TÜİK verilerine göre son bir yılda tarımsal üretimimiz yüzde 13 civarında düşmüş. TÜİK’in enflasyon hesaplamasını dikkate aldığımızda, bu oranın çok daha yükseklerde olduğunu öngörebiliriz.
Ülkemizde son bir yılda sadece tarımsal üretim düşmedi, tarımsal üretime paralel olarak hayvansal üretim de düştü. Tarımsal üretimin düşmesi, salt kuraklık ve zirai donla izah edilebilecek bir şey değildir.
Kuşkusuz ki tarımsal üretimin düşmesinde bu iki konunun etkisi olmuştur. Ancak, düşmenin asıl nedeni girdi maliyetlerinin yüksekliği ve buna bağlı olarak da geçimi sağlamaya yetecek gelirin elde edilememesidir.
İkinci en önemli neden de köylerdeki ve kırsal mahallelerdeki nüfusun yaşlı olmasıdır.
Köylerdeki ve kırsal mahallelerdeki okulların kapatılmasıyla birlikte genç nüfus buralarda yaşamaz oldu.
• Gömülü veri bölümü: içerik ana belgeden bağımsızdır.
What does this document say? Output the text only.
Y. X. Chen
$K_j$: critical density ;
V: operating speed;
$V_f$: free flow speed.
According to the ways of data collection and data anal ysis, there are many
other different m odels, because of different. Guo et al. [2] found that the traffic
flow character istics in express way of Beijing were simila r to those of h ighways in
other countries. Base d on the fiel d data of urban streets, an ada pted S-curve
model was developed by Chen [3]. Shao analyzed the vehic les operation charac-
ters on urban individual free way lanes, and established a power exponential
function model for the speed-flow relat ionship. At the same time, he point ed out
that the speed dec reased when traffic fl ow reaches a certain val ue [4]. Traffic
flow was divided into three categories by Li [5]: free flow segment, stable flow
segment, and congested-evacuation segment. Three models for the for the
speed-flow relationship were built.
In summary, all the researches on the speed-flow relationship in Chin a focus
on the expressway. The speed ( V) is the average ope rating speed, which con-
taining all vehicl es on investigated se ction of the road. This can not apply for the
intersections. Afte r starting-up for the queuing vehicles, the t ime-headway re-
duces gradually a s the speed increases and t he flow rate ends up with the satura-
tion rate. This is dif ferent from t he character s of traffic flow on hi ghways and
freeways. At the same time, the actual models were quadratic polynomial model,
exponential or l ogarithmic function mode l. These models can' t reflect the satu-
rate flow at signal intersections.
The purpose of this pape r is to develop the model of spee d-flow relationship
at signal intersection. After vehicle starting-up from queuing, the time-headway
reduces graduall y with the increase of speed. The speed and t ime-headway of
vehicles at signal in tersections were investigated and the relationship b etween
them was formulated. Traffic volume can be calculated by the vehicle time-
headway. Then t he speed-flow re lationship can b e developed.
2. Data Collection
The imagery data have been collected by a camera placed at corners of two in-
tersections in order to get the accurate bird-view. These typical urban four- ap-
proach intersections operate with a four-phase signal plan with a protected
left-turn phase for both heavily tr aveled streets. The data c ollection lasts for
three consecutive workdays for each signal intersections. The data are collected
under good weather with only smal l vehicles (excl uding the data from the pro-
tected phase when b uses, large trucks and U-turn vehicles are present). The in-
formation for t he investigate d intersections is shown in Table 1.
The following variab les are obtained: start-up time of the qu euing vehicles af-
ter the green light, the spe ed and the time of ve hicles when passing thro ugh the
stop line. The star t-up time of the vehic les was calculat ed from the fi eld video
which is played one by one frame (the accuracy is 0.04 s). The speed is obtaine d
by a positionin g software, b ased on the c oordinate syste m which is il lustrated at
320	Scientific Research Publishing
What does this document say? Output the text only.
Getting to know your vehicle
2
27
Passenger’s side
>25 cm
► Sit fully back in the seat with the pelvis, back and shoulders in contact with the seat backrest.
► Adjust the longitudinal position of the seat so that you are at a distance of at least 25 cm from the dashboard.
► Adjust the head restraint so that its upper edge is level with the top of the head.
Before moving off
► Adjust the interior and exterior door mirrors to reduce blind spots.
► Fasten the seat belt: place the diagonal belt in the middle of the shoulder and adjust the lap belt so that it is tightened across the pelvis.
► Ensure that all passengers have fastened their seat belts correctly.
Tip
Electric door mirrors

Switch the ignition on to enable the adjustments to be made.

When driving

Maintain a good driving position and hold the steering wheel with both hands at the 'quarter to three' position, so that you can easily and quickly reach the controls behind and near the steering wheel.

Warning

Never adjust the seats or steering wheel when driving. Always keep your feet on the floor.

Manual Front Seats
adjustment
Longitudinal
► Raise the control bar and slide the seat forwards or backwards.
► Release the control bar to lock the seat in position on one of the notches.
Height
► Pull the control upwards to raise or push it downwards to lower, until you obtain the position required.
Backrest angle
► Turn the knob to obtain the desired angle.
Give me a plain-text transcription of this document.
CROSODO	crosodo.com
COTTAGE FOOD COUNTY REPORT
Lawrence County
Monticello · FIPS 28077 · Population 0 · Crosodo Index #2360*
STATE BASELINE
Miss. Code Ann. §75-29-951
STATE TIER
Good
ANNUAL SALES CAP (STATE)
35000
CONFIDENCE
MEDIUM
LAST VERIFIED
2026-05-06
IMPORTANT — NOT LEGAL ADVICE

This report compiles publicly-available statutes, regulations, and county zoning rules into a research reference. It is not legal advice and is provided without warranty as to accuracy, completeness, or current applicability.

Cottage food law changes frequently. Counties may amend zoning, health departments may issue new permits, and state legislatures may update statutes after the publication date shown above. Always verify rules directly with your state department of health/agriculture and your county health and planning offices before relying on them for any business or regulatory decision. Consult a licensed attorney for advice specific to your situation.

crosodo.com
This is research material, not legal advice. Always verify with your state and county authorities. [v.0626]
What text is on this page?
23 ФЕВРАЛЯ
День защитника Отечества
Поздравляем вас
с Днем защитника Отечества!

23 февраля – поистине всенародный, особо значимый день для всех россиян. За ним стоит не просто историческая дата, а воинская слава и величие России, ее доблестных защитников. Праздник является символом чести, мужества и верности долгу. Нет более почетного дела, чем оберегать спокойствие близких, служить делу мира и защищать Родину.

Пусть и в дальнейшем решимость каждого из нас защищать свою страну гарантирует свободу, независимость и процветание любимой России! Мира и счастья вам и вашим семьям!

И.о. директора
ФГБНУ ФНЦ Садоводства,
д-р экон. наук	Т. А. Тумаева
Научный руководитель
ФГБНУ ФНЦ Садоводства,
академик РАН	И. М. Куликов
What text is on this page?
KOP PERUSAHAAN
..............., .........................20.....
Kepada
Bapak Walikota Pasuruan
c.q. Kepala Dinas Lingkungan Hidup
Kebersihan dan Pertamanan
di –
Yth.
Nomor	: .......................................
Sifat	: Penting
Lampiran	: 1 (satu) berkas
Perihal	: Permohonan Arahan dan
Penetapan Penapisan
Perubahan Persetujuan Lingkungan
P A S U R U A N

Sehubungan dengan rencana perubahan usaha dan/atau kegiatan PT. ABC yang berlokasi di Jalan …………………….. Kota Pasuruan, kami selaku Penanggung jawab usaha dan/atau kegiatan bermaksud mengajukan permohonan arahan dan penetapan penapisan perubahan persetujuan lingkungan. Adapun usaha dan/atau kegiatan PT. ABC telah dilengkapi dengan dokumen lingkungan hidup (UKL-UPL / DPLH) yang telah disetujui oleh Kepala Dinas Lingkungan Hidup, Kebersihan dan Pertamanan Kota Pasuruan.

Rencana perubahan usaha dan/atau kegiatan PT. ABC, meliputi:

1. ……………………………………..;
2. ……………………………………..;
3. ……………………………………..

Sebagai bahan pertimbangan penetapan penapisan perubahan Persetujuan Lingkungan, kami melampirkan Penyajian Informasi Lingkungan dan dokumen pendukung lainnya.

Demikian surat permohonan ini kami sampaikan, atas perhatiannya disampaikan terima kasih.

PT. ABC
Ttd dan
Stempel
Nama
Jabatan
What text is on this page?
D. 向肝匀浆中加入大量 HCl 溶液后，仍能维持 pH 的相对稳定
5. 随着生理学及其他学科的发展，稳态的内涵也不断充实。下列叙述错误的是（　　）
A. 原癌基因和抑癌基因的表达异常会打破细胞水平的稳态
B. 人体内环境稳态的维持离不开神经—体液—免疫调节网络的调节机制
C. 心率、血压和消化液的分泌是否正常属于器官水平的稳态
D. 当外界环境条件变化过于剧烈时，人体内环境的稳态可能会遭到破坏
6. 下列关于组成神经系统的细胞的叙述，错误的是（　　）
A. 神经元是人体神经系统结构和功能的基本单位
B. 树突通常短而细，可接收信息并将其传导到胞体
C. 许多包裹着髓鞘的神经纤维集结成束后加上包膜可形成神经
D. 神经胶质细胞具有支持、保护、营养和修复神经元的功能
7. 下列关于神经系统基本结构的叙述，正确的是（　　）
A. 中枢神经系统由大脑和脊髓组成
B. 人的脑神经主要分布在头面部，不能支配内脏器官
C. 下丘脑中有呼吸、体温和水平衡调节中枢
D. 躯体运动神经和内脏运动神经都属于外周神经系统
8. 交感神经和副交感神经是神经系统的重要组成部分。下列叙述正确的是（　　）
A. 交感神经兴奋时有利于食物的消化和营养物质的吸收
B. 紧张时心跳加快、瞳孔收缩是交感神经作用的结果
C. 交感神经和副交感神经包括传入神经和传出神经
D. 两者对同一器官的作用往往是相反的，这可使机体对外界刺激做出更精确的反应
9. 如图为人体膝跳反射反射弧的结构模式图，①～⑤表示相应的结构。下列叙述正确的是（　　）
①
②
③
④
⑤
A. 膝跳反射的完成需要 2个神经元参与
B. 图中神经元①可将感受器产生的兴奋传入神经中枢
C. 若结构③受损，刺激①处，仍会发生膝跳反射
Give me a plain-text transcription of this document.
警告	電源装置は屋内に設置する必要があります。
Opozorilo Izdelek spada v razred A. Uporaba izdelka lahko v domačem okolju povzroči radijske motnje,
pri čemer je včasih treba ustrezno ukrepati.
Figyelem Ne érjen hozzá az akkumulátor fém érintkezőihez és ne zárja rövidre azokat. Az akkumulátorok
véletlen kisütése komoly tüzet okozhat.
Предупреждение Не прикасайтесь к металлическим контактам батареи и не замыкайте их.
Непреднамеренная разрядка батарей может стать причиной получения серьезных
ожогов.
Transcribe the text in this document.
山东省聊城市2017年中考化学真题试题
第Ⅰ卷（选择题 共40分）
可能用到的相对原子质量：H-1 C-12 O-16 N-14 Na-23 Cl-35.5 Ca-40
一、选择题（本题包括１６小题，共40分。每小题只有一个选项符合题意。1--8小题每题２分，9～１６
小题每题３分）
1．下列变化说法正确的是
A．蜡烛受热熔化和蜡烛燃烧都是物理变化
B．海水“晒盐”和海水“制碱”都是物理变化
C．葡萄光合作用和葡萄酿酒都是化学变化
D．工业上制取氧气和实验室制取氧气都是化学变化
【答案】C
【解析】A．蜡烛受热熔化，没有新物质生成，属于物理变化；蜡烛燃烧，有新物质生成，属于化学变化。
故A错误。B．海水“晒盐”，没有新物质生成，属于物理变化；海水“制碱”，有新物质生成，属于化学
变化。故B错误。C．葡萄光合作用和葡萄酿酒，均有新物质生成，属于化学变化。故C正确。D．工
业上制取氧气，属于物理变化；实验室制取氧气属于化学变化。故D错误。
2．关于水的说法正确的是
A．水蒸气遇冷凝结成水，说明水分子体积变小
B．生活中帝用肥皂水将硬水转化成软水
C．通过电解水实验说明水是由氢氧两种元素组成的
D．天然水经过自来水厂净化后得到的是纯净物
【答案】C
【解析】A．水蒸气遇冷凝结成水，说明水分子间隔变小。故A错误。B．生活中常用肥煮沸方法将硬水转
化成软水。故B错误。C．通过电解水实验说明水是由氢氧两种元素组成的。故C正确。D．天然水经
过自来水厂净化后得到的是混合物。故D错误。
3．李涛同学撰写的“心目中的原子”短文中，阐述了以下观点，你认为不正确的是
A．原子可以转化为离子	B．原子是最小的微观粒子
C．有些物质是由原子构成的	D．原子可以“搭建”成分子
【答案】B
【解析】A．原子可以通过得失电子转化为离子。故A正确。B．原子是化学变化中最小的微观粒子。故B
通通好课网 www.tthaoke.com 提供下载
Çünkü buraların havasını solumayan gençler, yaşadıkları şehirleri bırakıp da doğdukları köylere ve kırsal mahallelere dönmek istemiyorlar.
Köylerin ve kırsal mahallelerin birtakım sosyal imkanlardan yoksun olmaları da bu meselede etkili oluyor. Çocuklarımızın köylerde ve kırsal mahallelerde yaşamalarını sağlamak için köylerdeki ve kırsal mahallelerdeki okulların yeniden açılması lazım.
Her köydeki ve her mahalledeki okul açılmasa bile, merkezi yerlerdeki okulların açılması şart!
Hatta, merkezi yerlerde, yürürlükten kaldırılan nahiyelere (bucaklara) benzer köykentlerin kurulması lazım. Okulu, hekimi, veterineri, ziraat mühendisi olan köykentleri hayata geçirebilirsek, gençlerimizi yeniden tarımsal ve hayvansal üretim çarkının içine sokabiliriz.
Fakat asıl yapılması gereken şey, girdi maliyetlerinin düşürülmesi ve daha ziyade masa başı hizmet veren il, ilçe tarım müdürlüklerinin reforme edilerek, üretime ve üreticiye katkı sunar hale getirilmesidir. Bir de hayvansal üretimin önündeki en büyük engellerden biri olan, kırsal mahalle uygulamasına son verilmesidir.
Daha doğrusu, kırsal mahallelerde statü değişikliğine gidilmesidir. Bunları gerçekleştirmediğimiz sürece, ne tarımsal ve hayvansal üretimi artırabiliriz ne de gıda enflasyonunu düşürebiliriz.
Daha da kötüsü, bir müddet sonra kıtlıkla karşı karşıya kalabiliriz.
FELSEFEM
Benim yaşam felsefem şudur!
En kötüsüne hazırlıklı ol! En iyisini bekle! Başına geleni de kabul et!